I vividly recall the first time I was asked to state the names of my grandparents. It was during my first time attending an Elders Gathering in Victoria, around 2014, and I was asked if I would like to participate in a cultural activity. This was the first time such an offer had ever been made to me, and I was uncertain whether it was appropriate for me to engage as a non-Indigenous person. Intrigued, and after being assured that it was okay if I wanted to participate, I went into the private room, wherein I met a kind woman. We stood facing each other, and she asked me the first and last names of my grandparents. I recall feeling a moment of panic, and then embarrassment for my falter; it took me a moment to recite the maiden name of my paternal grandmother, Betty Neufeld. This was a moment of realization for me, that I did not have a firm connection to my roots.


As I began learning more about the cultural importance of introductions, I started considering that I needed to understand more clearly where I came from. I grew up on a farm in Treaty 2 Territory, colonially known as Brandon, Manitoba. What I knew was that my grandparents immigrated here and established a family farm. My dad only spoke German when he first went to school, and so I assumed that on his side of the family, that was where we were from. He never talked a lot about our family’s history, and periodically relatives would pass through and decide to stop by, however, as a child, there were no close relationships I recall from those brief visits.

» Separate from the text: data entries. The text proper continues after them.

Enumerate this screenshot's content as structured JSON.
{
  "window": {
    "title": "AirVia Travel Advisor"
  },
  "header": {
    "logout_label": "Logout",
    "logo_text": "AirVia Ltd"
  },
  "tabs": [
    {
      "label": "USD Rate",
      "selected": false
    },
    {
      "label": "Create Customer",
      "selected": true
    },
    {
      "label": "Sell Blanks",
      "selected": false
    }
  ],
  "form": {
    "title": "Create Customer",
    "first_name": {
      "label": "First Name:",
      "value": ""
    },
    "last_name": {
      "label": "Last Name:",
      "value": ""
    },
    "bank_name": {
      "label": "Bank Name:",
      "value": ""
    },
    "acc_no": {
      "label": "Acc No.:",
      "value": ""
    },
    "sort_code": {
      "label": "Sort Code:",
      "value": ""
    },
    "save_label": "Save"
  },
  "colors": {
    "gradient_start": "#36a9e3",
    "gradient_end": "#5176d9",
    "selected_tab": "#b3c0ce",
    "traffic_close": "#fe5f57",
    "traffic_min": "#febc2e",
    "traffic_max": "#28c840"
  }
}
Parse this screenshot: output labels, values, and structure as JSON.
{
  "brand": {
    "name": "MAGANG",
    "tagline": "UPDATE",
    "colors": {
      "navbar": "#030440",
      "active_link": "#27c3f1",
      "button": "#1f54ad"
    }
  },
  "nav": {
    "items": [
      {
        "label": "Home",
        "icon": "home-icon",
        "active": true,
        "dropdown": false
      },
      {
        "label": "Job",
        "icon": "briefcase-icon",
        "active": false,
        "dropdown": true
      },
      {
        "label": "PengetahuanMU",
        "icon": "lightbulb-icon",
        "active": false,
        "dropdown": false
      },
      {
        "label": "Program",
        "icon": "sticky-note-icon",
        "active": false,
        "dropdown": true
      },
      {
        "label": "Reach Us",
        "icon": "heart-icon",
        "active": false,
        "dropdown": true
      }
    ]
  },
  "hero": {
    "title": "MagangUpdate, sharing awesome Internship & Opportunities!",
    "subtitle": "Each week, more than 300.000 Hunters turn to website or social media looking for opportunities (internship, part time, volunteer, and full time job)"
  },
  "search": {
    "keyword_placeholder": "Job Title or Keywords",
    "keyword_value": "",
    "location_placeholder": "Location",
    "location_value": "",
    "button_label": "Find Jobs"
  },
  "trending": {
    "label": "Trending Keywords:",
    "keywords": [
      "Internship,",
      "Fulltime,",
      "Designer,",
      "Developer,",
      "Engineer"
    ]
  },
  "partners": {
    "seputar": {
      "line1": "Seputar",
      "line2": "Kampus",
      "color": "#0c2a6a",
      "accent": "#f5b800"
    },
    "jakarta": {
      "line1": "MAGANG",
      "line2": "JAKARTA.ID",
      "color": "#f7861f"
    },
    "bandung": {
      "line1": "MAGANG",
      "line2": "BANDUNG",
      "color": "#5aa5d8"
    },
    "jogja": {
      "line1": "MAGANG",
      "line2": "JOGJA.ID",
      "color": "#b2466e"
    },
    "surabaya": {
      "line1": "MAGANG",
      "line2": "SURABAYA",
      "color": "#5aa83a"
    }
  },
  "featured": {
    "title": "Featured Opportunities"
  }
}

When I moved to Vancouver Island in 2013, my dad reminded me that he had an aunt and a couple of cousins who lived in Victoria. Recently, his cousin Sandra and I started reconnecting in earnest, and I had the opportunity to meet her for lunch. We ended up sitting at a table in a restaurant in Victoria’s inner harbor for four hours, during which time she shared stories about our family that I’d never heard, punctuated with names that were mostly unfamiliar, recounting incredible lives and a legacy that left me awe-struck. I left that lunch and called my parents - I was bubbling over with excitement about all that I had learned, although there were so many details, stories, and names, and all the information was hard to recall in detail. I could see the tendrils of understanding beginning to come into focus.


I recently celebrated my birthday and was happy to share the week with my mom and dad, who were visiting from Manitoba. Dad’s cousin and I determined it would be good timing to connect again and give her and my father an opportunity to get together. When Sandra walked into the restaurant, she was carrying a gift bag: a birthday present for me.


Again, we sat for hours, with Sandra retelling some of the stories that I had heard during our preceding lunch date, and I enjoyed witnessing my dad hearing about the events for the first time. At the end of the lunch, Sandra invited me to open my gift, and I was overwhelmed to see what she had put in the bag: an anthology of our family, focusing back to my paternal great-grandparents, Sarah Neufeld (née Loewen), born September 30, 1882, in Olgafeld, Ukraine, and Wilhelm Esau, born July 16, 1883, in Kherson, Ukraine.


Now, as I sit on my couch and pour over the photos and stories held within the pages of the family-made compilation, I find myself with the opportunity to better understand who I am. That is such a gift. Within the anthology introduction, it is written that “there is a tendency to think of history in academic terms, that it is about people and events we read about in school…for those of us of Neufeld and Esau ancestry, the history of our grandparents affects our lives because they have prepared the “path” of the future for us.” I am grateful for a link to this path, and an opportunity to pass what I learn onto my own children. It is also a reminder to me that the journey towards understanding who I am and where I come from is an unearthing. All this time I have introduced myself as being descended from Germany on my father's side, and England and Ireland on my mothers. Just like every aspect of my cultural humility journey, I am pursuing this work imperfectly, guided by the information I have access to. Always, always learning.


I look forward to discovering more about who I am and where I come from.